Some readers of an earlier draft of this article saw a tension, or even a contradiction, between my assertion that the fact that Mangione could not be classified as either left or right was essential to the support his action has gained and my subsequent argument that the action created an opening for the left. I don’t believe that Mangione would have gotten the support he did had he been easily qualified as either an ideological leftist or rightist. In that case, he would have been seen as just another example of the ongoing power struggle we have come to call the “culture war,” a term that, like “woke” before it, has been so widely misused and mangled as to mean so many different things to different people that it no longer serves any useful analytical purpose.

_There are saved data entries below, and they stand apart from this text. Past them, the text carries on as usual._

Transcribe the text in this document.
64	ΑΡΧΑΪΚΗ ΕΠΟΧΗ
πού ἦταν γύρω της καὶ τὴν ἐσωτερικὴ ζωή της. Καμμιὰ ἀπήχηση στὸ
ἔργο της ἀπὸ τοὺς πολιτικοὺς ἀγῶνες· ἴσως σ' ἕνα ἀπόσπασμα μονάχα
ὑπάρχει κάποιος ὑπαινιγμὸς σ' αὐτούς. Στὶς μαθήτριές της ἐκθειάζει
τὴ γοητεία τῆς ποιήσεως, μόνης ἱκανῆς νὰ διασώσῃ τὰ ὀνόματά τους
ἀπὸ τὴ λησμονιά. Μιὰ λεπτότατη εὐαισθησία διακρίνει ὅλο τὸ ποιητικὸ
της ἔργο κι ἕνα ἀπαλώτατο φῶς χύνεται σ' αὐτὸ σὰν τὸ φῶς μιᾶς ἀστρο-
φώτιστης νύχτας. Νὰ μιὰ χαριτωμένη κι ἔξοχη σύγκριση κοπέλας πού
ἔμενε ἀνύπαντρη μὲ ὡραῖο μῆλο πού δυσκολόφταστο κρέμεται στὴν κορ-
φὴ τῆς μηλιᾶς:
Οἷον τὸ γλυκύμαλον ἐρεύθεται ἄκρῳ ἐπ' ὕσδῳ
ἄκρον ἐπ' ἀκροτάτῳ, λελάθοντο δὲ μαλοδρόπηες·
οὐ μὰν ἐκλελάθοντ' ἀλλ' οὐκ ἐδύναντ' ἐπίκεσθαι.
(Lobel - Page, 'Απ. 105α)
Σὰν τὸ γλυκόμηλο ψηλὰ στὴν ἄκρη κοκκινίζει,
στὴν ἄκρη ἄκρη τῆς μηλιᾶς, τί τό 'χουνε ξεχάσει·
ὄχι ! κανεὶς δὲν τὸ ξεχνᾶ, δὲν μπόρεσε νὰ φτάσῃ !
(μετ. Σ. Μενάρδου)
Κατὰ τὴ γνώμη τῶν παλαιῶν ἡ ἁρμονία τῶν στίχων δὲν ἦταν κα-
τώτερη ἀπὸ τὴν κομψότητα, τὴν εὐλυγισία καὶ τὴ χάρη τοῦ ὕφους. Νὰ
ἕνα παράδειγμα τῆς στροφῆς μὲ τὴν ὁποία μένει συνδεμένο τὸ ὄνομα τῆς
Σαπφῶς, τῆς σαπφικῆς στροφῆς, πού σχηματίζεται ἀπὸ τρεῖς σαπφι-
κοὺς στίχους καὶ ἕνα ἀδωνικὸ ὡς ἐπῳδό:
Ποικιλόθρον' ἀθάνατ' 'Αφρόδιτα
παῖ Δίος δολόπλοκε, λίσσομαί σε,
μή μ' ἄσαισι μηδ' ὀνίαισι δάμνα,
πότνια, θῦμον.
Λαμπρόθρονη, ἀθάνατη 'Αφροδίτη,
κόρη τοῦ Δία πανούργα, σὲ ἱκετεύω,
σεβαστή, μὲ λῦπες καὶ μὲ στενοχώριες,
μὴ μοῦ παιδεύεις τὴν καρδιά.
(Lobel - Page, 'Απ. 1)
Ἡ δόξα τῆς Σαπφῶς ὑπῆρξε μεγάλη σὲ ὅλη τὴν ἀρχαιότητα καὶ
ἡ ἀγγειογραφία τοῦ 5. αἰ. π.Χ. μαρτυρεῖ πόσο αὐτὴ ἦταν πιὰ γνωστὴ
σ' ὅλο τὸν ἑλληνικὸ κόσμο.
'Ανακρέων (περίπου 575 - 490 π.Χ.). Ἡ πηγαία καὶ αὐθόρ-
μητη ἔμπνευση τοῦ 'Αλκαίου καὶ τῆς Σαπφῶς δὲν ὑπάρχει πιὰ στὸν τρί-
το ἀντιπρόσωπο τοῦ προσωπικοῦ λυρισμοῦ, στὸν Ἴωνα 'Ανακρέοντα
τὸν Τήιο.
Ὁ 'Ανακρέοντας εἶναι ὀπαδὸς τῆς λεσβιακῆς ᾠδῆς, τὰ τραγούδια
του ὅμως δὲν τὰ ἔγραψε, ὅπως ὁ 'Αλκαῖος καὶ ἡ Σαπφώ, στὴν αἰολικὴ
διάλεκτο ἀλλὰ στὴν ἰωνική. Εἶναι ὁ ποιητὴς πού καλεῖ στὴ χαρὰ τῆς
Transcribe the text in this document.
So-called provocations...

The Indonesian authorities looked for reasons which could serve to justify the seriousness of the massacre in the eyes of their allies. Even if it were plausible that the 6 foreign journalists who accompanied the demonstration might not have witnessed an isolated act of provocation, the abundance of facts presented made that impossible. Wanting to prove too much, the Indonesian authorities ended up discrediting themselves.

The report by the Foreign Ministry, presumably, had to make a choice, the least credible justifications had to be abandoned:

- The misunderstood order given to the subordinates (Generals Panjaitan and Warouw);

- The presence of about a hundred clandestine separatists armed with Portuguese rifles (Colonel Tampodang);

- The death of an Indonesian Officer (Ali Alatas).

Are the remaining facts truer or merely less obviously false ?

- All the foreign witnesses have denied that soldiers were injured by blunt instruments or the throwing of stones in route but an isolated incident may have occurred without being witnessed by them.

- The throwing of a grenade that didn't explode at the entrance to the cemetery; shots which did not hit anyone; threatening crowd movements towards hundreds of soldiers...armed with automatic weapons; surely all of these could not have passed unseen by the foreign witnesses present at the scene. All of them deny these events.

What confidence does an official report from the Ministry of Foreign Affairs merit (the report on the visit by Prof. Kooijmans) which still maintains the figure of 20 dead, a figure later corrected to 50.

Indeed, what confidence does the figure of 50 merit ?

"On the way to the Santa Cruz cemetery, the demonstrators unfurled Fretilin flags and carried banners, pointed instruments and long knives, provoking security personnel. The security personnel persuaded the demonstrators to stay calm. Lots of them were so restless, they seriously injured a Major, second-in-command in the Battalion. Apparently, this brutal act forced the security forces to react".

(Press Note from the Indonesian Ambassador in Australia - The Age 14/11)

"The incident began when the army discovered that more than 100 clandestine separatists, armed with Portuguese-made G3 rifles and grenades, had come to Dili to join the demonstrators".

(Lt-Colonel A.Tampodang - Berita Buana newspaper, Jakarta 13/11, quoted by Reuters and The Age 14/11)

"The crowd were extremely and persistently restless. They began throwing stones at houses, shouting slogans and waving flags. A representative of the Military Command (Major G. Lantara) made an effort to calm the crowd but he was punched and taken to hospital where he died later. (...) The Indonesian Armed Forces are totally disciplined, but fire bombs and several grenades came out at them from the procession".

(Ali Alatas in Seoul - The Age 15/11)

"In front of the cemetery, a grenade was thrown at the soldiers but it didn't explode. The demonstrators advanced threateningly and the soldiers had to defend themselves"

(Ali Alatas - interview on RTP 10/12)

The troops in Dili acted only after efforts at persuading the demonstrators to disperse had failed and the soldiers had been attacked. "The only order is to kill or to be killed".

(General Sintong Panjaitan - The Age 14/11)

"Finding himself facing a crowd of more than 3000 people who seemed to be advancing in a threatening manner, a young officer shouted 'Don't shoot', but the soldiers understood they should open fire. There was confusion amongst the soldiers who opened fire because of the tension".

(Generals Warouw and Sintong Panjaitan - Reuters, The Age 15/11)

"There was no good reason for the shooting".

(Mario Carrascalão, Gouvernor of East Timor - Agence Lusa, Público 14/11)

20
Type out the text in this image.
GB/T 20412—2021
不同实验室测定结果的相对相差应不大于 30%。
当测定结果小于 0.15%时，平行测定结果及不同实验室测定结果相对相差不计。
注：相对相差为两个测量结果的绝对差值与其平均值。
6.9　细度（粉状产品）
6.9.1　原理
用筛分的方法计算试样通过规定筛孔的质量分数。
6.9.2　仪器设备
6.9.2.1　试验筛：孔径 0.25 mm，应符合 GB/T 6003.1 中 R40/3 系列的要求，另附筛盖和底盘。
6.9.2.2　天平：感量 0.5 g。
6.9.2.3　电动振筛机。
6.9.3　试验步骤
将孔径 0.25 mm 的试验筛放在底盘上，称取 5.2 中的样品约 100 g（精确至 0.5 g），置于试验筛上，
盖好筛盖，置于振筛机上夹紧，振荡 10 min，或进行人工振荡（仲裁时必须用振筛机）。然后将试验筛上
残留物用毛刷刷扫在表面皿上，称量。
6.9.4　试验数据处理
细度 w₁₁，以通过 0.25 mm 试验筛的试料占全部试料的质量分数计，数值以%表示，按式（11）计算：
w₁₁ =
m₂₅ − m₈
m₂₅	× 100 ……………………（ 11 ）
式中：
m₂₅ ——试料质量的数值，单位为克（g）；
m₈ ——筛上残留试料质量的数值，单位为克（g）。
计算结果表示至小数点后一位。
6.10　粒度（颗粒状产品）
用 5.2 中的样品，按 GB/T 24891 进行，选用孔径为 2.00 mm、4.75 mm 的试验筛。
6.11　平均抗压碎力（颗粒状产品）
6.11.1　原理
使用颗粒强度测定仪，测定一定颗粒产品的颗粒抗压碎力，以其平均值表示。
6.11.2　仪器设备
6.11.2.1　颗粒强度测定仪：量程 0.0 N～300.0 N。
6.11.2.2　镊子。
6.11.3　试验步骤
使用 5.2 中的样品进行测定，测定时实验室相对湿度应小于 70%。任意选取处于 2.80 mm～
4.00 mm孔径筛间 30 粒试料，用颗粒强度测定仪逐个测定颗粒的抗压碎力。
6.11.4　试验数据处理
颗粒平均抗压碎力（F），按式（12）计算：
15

That said, the novelty of Mangione’s action plays no small role in its popularity. Were it to be repeated several times, it would no longer attract the same attention. It would become one of those things that happens from time to time. For example, Paul Watson was recently arrested for the umptyninth time for blocking whaling ships. Who noticed? Who cared? I saw it as a brief on some online news site. For Mangione’s action to have an enduring impact, the core issues that underlie it need to be made clear and turned into points around which organizing occurs. That will not happen spontaneously, nor is it likely to be the product of people who are not ideologically cohesive and motivated. In short, Mangione created an opening. If that opening is not seized upon in a structured way, Mangione’s action will simply become one of those odd historical things that happened—”Remember when that guy—what was his name?—shot that health insurance CEO guy?”